There's a couple differences:

* They used a email to trick the target rather than the telephone. Telephone has a history of regulations associated with it.

* They're tricking your employer rather than your bank. Regulations surrounding banks are tighter, so this might only be fraud if it deals with a bank.

* They may have used fewer documents when authenticating themselves. For example, they probably don't have your government id, so they likely only sent publicly available information when identifying themselves.

* They may have used an automated system to send the email rather than having someone manually craft it. I don't think this matters, except to make it a little harder to establish intent.

* They're not using this to gain new information, but rather to validate information already given. So no theft of company secrets, unless they ask for more details in the email.

* AngelList is based in California, so depending on where OP or his previous employer were, it might not cross state lines and so could be immune to federal law.

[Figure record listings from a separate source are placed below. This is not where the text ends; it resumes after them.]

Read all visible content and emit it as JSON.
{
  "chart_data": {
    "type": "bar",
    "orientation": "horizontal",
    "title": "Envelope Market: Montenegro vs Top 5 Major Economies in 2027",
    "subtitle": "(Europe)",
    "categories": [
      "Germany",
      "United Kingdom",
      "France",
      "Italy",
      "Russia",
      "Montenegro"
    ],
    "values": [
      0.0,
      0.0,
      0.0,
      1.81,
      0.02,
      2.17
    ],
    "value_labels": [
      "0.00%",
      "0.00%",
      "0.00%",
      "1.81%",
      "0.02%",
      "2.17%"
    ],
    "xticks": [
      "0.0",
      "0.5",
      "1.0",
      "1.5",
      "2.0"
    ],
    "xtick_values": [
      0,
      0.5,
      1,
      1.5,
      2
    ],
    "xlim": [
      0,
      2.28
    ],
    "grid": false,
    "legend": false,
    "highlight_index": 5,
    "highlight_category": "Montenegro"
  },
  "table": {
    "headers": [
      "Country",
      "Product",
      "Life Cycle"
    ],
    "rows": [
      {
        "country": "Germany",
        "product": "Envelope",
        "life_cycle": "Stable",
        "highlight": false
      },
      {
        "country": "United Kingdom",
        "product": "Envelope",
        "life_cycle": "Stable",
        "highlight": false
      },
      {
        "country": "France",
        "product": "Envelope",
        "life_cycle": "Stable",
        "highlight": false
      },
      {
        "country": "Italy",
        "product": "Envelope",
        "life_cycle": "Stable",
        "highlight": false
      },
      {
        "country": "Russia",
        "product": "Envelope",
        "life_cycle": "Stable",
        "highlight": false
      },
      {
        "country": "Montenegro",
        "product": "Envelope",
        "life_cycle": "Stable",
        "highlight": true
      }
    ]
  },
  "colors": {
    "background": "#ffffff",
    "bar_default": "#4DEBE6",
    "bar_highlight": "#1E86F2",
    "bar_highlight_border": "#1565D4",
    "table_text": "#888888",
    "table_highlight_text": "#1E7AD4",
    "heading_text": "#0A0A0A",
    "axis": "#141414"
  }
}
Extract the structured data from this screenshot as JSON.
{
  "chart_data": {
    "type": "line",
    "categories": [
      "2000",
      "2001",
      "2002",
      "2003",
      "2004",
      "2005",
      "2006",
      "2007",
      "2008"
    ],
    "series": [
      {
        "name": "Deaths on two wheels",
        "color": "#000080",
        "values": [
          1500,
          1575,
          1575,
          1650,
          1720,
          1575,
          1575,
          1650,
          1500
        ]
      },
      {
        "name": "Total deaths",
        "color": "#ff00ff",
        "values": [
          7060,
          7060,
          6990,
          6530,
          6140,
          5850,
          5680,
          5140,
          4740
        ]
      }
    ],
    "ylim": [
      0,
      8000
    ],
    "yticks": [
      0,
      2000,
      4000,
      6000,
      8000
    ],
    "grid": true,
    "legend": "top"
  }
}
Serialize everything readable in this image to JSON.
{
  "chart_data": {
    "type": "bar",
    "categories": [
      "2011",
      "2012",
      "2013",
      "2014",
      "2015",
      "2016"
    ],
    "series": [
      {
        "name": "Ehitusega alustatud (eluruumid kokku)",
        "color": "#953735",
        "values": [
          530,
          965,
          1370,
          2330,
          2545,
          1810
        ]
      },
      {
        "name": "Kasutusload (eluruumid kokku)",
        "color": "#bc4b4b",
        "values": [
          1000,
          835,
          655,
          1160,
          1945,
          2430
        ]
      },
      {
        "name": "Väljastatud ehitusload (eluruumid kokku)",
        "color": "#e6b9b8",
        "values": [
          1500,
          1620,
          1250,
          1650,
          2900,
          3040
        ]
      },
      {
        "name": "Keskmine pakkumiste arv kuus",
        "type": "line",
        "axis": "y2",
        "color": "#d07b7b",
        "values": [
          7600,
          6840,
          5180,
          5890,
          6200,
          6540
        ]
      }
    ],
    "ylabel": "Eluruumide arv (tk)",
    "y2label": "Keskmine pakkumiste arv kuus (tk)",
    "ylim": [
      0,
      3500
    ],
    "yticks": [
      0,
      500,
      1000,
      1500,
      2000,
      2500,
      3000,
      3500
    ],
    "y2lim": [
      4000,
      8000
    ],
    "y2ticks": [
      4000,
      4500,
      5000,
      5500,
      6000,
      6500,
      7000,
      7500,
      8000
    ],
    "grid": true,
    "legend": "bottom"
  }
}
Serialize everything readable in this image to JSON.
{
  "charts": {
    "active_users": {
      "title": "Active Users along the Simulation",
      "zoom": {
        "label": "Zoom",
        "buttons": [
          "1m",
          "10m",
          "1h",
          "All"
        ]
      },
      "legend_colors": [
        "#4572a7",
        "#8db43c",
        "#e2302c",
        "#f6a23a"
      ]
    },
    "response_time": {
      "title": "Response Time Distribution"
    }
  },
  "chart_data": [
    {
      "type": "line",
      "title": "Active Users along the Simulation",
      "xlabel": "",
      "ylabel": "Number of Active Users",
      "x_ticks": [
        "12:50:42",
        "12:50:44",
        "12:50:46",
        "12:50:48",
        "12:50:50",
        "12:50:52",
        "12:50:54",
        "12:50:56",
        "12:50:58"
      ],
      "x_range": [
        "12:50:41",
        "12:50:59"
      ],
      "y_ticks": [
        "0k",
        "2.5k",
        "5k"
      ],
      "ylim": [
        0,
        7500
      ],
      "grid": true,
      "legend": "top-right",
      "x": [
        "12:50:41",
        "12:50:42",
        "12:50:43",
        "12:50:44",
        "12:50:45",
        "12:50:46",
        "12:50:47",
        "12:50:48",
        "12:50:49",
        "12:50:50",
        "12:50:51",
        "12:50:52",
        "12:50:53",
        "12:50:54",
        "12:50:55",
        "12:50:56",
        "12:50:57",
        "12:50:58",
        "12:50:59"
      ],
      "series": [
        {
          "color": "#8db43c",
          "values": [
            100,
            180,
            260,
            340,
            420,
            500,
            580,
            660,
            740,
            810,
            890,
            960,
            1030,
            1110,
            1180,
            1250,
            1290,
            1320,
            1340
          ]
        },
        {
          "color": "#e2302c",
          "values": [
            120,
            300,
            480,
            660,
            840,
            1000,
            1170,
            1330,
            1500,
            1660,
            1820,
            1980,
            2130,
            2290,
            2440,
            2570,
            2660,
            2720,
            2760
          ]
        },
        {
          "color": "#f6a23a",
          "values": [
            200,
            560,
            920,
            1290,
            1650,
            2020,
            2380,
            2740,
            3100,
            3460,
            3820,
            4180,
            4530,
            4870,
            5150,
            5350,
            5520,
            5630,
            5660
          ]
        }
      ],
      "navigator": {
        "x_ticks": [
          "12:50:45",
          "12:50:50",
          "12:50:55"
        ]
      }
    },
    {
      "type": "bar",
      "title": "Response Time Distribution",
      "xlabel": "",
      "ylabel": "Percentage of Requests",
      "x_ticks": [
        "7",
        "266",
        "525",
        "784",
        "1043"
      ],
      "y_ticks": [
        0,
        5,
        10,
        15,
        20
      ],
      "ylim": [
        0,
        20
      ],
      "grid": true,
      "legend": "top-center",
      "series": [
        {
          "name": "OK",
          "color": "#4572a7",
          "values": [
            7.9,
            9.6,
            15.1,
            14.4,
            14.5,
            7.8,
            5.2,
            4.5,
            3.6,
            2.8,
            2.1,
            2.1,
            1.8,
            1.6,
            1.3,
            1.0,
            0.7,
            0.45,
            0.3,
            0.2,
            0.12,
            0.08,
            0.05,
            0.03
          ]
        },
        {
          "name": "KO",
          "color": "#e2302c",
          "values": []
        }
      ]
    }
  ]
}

* It's unclear to me what exactly the contents of these emails are. Are they basically like LinkedIn spam, clearly identifiable as such? Or is someone crafting emails by hand and pretending to have a conversation with the manager to get details about the project? Imagine saying you worked at Valve on a secret game, so they called up your manager pretending to be you and ended up getting the release date for Half Life 3. That's fraud.

* It's unclear how they pretended to be the OP. Did they just forge the from: header on the email? Did they log into his gmail account and send an email authenticated from Google's servers? The latter would escalate the crime.

To answer your question, I was mainly thinking identity theft and that they'd fine the AngelList LLC. Exactly which of these differences matters I'm unsure about.

I don't think anyone would seriously care too much about it even if it were illegal though. The worst that would happen would be them being told to stop if enough people complained. It'd be worse if they were doing it to investors.